Shavuot is when the Jewish people celebrate the giving of the Torah at Har Sinai, Matan Torah. Yet upon closer inspection, this chag is full of contradictions.
First off, in the five times the Torah mentions Shavuot it just refers to the holiday as an agricultural commemoration, of the harvest and of the new fruits that the people brought to the Beit HaMikdash as offerings. It never explicitly refers to Shavuot as a celebration of Matan Torah. This came from the rabbis reading the verses closely to link the timing of Shavuot given in the Torah to the actual event of Matan Torah. But then why wouldn’t the Torah just explicitly tell us the date of Shavuot?
Second, think about Jewish holidays and observances. What do nearly all of them have in common? Rituals and laws, very specific things we’re supposed to do. Just think about Pesach, which even comes with its own script in the form of the Haggadah. For a holiday celebrating freedom, it’s very structured, whereas Shavuot, a holiday celebrating the Jewish people receiving the Law and Word of God, is almost without structure other than bringing the first fruit offerings. The tradition of staying up all night to study Torah developed later (as did those of eating dairy and reading Megillat Ruth).

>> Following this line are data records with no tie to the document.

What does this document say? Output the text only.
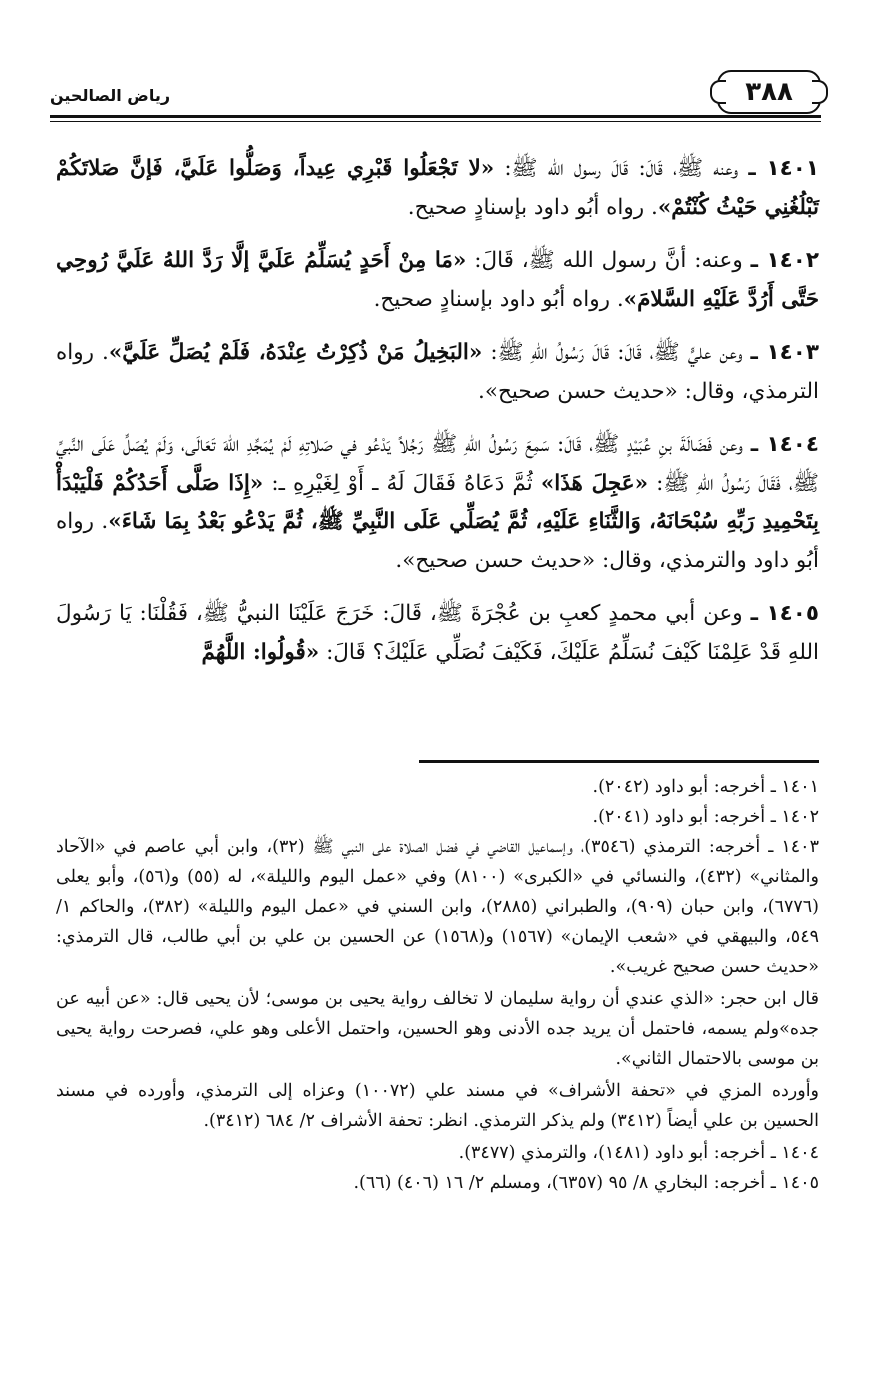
٣٨٨
رياض الصالحين

١٤٠١ ـ وعنه ﷺ، قَالَ: قَالَ رسول الله ﷺ: «لا تَجْعَلُوا قَبْرِي عِيداً، وَصَلُّوا عَلَيَّ، فَإنَّ صَلاتَكُمْ تَبْلُغُنِي حَيْثُ كُنْتُمْ». رواه أبُو داود بإسنادٍ صحيح.

١٤٠٢ ـ وعنه: أنَّ رسول الله ﷺ، قَالَ: «مَا مِنْ أَحَدٍ يُسَلِّمُ عَلَيَّ إلَّا رَدَّ اللهُ عَلَيَّ رُوحِي حَتَّى أَرُدَّ عَلَيْهِ السَّلامَ». رواه أبُو داود بإسنادٍ صحيح.

١٤٠٣ ـ وعن عليٍّ ﷺ، قَالَ: قَالَ رَسُولُ اللهِ ﷺ: «البَخِيلُ مَنْ ذُكِرْتُ عِنْدَهُ، فَلَمْ يُصَلِّ عَلَيَّ». رواه الترمذي، وقال: «حديث حسن صحيح».

١٤٠٤ ـ وعن فَضَالَةَ بنِ عُبَيْدٍ ﷺ، قَالَ: سَمِعَ رَسُولُ اللهِ ﷺ رَجُلاً يَدْعُو في صَلاتِهِ لَمْ يُمَجِّدِ اللهَ تَعَالَى، وَلَمْ يُصَلِّ عَلَى النَّبيِّ ﷺ، فَقَالَ رَسُولُ اللهِ ﷺ: «عَجِلَ هَذَا» ثُمَّ دَعَاهُ فَقَالَ لَهُ ـ أَوْ لِغَيْرِهِ ـ: «إِذَا صَلَّى أَحَدُكُمْ فَلْيَبْدَأْ بِتَحْمِيدِ رَبِّهِ سُبْحَانَهُ، وَالثَّنَاءِ عَلَيْهِ، ثُمَّ يُصَلِّي عَلَى النَّبِيِّ ﷺ، ثُمَّ يَدْعُو بَعْدُ بِمَا شَاءَ». رواه أبُو داود والترمذي، وقال: «حديث حسن صحيح».

١٤٠٥ ـ وعن أبي محمدٍ كعبِ بن عُجْرَةَ ﷺ، قَالَ: خَرَجَ عَلَيْنَا النبيُّ ﷺ، فَقُلْنَا: يَا رَسُولَ اللهِ قَدْ عَلِمْنَا كَيْفَ نُسَلِّمُ عَلَيْكَ، فَكَيْفَ نُصَلِّي عَلَيْكَ؟ قَالَ: «قُولُوا: اللَّهُمَّ

١٤٠١ ـ أخرجه: أبو داود (٢٠٤٢).

١٤٠٢ ـ أخرجه: أبو داود (٢٠٤١).

١٤٠٣ ـ أخرجه: الترمذي (٣٥٤٦)، وإسماعيل القاضي في فضل الصلاة على النبي ﷺ (٣٢)، وابن أبي عاصم في «الآحاد والمثاني» (٤٣٢)، والنسائي في «الكبرى» (٨١٠٠) وفي «عمل اليوم والليلة»، له (٥٥) و(٥٦)، وأبو يعلى (٦٧٧٦)، وابن حبان (٩٠٩)، والطبراني (٢٨٨٥)، وابن السني في «عمل اليوم والليلة» (٣٨٢)، والحاكم ١/ ٥٤٩، والبيهقي في «شعب الإيمان» (١٥٦٧) و(١٥٦٨) عن الحسين بن علي بن أبي طالب، قال الترمذي: «حديث حسن صحيح غريب».

قال ابن حجر: «الذي عندي أن رواية سليمان لا تخالف رواية يحيى بن موسى؛ لأن يحيى قال: «عن أبيه عن جده»ولم يسمه، فاحتمل أن يريد جده الأدنى وهو الحسين، واحتمل الأعلى وهو علي، فصرحت رواية يحيى بن موسى بالاحتمال الثاني».

وأورده المزي في «تحفة الأشراف» في مسند علي (١٠٠٧٢) وعزاه إلى الترمذي، وأورده في مسند الحسين بن علي أيضاً (٣٤١٢) ولم يذكر الترمذي. انظر: تحفة الأشراف ٢/ ٦٨٤ (٣٤١٢).

١٤٠٤ ـ أخرجه: أبو داود (١٤٨١)، والترمذي (٣٤٧٧).

١٤٠٥ ـ أخرجه: البخاري ٨/ ٩٥ (٦٣٥٧)، ومسلم ٢/ ١٦ (٤٠٦) (٦٦).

Third, why is the actual giving of the Torah given such short shrift, seemingly, in the Torah itself? We’re commanded constantly to remember God taking us out of Egypt, but not to remember God giving us the Torah.

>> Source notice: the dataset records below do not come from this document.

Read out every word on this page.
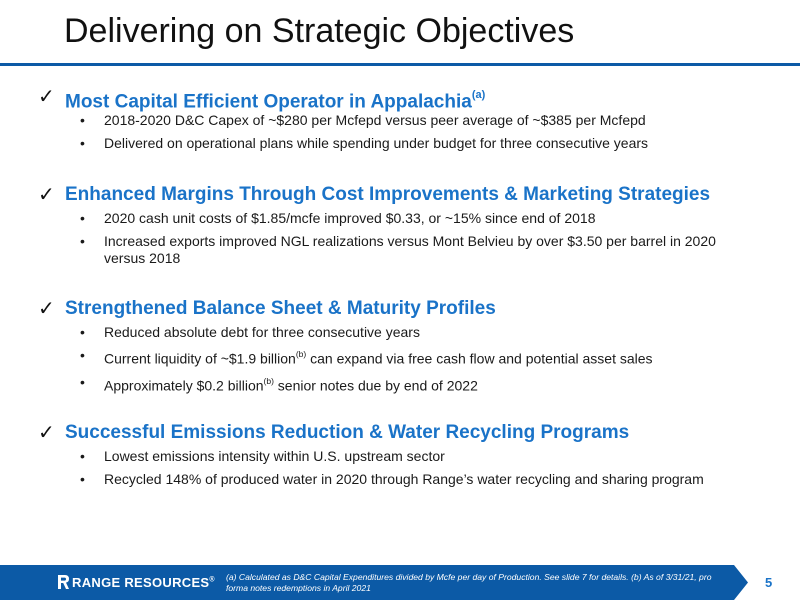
Delivering on Strategic Objectives
✓ Most Capital Efficient Operator in Appalachia$^{(a)}$
• 2018-2020 D&C Capex of ~$280 per Mcfepd versus peer average of ~$385 per Mcfepd
• Delivered on operational plans while spending under budget for three consecutive years
✓ Enhanced Margins Through Cost Improvements & Marketing Strategies
• 2020 cash unit costs of $1.85/mcfe improved $0.33, or ~15% since end of 2018
• Increased exports improved NGL realizations versus Mont Belvieu by over $3.50 per barrel in 2020 versus 2018
✓ Strengthened Balance Sheet & Maturity Profiles
• Reduced absolute debt for three consecutive years
• Current liquidity of ~$1.9 billion$^{(b)}$ can expand via free cash flow and potential asset sales
• Approximately $0.2 billion$^{(b)}$ senior notes due by end of 2022
✓ Successful Emissions Reduction & Water Recycling Programs
• Lowest emissions intensity within U.S. upstream sector
• Recycled 148% of produced water in 2020 through Range’s water recycling and sharing program
RANGE RESOURCES® (a) Calculated as D&C Capital Expenditures divided by Mcfe per day of Production. See slide 7 for details. (b) As of 3/31/21, pro forma notes redemptions in April 2021	5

And one last question pertinent to our current circumstances: Jewish tradition teaches that Matan Torah included not only the people who were recently taken out of Egypt, but the souls of every single Jewish person for generations to come. We were “all standing together at Sinai” for this mass, shared revelation. How can we commemorate Shavuot while isolated in our own homes?
The answer to all of these is found in the essential nature of Shavuot itself, which has deep teachings for us regarding what it means to be Jewish and connect with the Torah.
According to Rashi, the Torah, usually very specific about the dates and timing of chagim, deliberately obscures the date of Shavuot so that we don’t link receiving the Torah to any one day. Whereas we’re meant to constantly remember being taken out of Egypt, we are meant to relive the receiving the Torah on a constant basis, not just on a specific day or through a set of specific rituals, but every single day and in everything we do.
On Pesach, we are commemorating just being taken out of hundreds of years of slavery. We need God-given structure to help us experience freedom. We need a script. By Shavuot, God is teaching us that to truly be a free Jewish people, collectively and as individuals, we need to establish our own connections to the Torah within this structure. And indeed, we developed the tradition of reliving receiving the Torah by staying up all night to learn it.
This year, we’ll be doing that in our own individual homes, not in person as a community. But just as our souls were all together at Sinai, they’ll be together this year, even while we’re apart. This year provides an enormous opportunity for each of us to go back to the roots of the chag and work to find our own letter in the Torah, so to speak, connecting with it as we relive it, and taking that work forward into the rest of the year.